13 étudiants des cycles supérieurs

Premier entomologiste de l’UdeM au service des plantes, Jacques Brodeur déménagera à Montréal sous peu. Après avoir suivi ses cours d’entomologie aux Pays-Bas, il a été professeur au Département de phytologie de l’Université Laval de 1992 à 2005. La Chaire de recherche du Canada en biocontrôle lui offrira d’excellentes conditions pour faire de la recherche. «Je suis emballé», résume-t-il.

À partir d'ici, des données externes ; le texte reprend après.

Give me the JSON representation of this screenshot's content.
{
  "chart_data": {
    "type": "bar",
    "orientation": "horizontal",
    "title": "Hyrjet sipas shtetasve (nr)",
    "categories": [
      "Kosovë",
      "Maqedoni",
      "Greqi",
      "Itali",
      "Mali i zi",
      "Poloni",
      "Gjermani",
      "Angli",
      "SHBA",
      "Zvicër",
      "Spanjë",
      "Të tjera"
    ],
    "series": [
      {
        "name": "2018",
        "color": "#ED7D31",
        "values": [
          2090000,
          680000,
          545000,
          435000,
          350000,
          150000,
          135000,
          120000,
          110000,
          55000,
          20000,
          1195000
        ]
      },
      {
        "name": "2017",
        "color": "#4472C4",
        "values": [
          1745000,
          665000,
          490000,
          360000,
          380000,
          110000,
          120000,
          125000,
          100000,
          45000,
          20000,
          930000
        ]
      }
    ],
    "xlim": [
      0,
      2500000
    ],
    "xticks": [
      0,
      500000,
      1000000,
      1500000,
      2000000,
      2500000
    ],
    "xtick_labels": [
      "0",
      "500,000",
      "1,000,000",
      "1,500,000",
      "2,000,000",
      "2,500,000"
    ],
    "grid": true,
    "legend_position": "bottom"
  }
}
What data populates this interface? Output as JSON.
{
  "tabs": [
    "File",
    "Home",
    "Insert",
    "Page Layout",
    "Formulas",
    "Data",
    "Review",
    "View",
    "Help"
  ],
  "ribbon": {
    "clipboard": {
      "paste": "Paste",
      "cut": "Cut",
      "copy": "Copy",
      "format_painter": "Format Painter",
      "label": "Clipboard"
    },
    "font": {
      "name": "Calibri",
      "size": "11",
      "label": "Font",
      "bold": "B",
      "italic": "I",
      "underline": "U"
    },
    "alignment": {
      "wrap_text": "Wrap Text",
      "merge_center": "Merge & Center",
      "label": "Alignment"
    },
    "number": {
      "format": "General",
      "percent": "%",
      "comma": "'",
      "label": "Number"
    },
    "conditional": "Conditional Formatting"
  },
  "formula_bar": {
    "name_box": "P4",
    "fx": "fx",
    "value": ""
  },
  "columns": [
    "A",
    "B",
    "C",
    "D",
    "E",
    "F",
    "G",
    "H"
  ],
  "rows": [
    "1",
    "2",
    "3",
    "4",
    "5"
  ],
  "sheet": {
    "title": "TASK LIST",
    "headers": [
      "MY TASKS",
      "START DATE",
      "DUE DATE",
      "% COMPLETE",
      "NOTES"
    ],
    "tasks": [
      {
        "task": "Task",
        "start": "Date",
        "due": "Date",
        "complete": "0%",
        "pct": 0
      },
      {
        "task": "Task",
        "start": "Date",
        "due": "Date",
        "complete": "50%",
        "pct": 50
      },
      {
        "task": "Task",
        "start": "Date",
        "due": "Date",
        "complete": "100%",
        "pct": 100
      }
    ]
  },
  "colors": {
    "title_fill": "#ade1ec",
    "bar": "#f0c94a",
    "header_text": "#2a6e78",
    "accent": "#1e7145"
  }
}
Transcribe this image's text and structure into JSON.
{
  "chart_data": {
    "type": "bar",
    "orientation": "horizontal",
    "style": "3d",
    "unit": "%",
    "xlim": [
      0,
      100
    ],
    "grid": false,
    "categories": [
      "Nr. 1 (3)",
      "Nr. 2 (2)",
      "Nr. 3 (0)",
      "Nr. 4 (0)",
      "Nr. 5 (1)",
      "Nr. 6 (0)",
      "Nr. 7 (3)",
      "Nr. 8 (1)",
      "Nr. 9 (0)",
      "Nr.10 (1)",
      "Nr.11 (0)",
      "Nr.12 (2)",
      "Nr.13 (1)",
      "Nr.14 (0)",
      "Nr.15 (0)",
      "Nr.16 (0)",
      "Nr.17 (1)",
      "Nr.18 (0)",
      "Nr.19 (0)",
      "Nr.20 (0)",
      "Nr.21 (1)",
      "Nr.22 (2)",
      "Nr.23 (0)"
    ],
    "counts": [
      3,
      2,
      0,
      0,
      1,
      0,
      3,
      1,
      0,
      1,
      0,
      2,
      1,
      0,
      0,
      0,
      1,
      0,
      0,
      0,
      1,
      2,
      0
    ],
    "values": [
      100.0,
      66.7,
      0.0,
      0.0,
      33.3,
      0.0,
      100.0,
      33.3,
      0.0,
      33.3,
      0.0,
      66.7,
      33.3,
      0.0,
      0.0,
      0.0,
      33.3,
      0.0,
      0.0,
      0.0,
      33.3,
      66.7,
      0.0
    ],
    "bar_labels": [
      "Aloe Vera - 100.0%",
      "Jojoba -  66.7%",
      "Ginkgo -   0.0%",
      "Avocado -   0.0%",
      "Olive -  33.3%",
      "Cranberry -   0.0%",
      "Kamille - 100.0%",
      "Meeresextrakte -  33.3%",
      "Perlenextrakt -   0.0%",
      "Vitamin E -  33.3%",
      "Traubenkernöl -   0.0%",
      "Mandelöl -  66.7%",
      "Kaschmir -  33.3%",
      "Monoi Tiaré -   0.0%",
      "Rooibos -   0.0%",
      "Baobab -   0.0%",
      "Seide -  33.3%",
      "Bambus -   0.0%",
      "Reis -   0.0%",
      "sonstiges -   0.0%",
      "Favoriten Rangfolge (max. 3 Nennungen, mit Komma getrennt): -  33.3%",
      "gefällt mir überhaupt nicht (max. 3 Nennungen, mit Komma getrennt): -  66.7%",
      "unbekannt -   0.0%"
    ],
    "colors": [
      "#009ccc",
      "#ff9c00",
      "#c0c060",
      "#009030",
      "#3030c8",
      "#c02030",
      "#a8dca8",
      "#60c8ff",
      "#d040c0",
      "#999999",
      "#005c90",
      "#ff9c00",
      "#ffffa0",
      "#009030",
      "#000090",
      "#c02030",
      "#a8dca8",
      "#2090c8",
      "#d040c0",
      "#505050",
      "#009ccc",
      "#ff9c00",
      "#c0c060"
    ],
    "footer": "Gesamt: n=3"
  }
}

En transférant son laboratoire de Québec à Montréal – non sans un pincement au cœur, tient-il à souligner –, Jacques Brodeur amènera avec lui quelques-uns des 13 étudiants à la maitrise et au doctorat actuellement sous sa direction. «Accepter l’offre de l’Université de Montréal n’a pas été une décision facile à prendre, dit-il. Mais je ne pouvais pas laisser passer une telle chance professionnelle.»